Companies, too, surprised investors with unforeseen comebacks.
Nintendo, lately an also-ran in the computer gaming market, scored a hit with its Wii gaming console.
The $250 machine outsold the Sony PlayStation 3 by more than 2-to-1 last month and captured casual gamers' interest with a motion sensor that lets them mimic a tennis stroke or a golf swing.
Shares of Nintendo, with its U.S. headquarters in Redmond, have more than doubled this year.
In March, Microsoft delayed the long-awaited next version of its computer operating system, known as Vista, then disappointed investors by saying it would step up spending on consumer initiatives like the Zune music player.
Analysts wrote off the world's largest software maker as a no-growth stock, says Rob Enderle of Enderle Group.
Instead, Redmond's Microsoft ramped up sales of server software and got Vista on track. Its stock rose above $30 for the first time since 2002, closing Dec. 20 at $30.09, up 35 percent from mid-July.
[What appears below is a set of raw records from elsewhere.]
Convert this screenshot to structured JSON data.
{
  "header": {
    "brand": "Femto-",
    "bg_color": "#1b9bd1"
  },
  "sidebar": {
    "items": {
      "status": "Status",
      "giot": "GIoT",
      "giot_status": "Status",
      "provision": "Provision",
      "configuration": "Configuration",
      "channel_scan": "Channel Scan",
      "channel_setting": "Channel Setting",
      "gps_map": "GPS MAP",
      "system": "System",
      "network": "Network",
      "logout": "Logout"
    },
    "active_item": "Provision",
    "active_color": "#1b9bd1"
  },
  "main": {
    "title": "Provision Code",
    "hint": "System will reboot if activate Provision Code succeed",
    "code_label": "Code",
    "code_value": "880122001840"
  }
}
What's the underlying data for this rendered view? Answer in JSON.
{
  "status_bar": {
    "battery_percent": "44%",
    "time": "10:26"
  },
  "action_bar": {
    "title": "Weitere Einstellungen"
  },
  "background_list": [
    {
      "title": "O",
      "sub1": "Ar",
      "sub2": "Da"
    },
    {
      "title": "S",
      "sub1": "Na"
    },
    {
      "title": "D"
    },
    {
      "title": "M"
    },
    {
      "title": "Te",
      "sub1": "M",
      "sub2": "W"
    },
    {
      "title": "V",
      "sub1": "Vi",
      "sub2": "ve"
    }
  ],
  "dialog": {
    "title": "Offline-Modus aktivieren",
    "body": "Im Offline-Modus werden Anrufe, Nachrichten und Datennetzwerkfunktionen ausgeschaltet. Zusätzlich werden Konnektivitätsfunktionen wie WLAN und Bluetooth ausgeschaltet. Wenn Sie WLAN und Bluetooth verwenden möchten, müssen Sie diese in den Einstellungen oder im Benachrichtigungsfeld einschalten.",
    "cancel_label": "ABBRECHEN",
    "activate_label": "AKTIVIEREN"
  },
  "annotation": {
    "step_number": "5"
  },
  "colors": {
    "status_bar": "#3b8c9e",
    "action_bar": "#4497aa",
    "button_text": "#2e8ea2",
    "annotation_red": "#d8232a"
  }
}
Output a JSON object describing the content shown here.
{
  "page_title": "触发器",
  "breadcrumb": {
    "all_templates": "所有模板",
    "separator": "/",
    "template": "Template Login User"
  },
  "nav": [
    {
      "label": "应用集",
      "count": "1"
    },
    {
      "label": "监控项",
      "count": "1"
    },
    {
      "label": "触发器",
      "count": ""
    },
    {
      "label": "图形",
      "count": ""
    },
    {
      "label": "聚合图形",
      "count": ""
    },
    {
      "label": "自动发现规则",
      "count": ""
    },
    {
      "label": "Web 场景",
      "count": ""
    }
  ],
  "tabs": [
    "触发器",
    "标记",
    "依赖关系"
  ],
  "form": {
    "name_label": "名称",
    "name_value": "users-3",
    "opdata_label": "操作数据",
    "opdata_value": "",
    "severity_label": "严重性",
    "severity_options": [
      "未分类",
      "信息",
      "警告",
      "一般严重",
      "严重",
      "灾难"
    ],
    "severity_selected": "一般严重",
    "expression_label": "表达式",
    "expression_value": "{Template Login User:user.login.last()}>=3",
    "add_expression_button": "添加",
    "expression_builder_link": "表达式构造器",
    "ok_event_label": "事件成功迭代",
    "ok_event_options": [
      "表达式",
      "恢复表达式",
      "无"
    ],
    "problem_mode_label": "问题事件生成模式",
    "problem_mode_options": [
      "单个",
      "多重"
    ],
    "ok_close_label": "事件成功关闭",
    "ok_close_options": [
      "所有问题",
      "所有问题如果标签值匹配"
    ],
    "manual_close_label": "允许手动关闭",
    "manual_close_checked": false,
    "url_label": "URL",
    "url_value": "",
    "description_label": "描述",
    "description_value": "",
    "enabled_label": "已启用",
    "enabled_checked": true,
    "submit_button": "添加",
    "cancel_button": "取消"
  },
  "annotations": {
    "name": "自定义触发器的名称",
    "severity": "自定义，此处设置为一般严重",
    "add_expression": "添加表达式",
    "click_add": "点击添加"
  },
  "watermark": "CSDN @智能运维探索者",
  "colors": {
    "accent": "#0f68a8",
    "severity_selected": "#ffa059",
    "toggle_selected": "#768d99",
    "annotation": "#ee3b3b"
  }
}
"When they needed it most, they actually came through and executed," Enderle says.
GM stock soars
Microsoft wasn't the only stock on the Dow Jones industrial average stock to show unexpected life. General Motors, which had the Dow's worst decline in 2005, was its best performer in 2006, gaining more than 57 percent as the carmaker avoided bankruptcy.
Boeing, another Dow issue, improved more than 26 percent this year as it successfully guided the launching of its 787 and Airbus ran into problems with its superjumbo A380.
Acampora says he sees the rebound by the Dow shares as a sign of further market gains in 2007.
"That's a breakout," he says. "You don't mess with Papa Dow."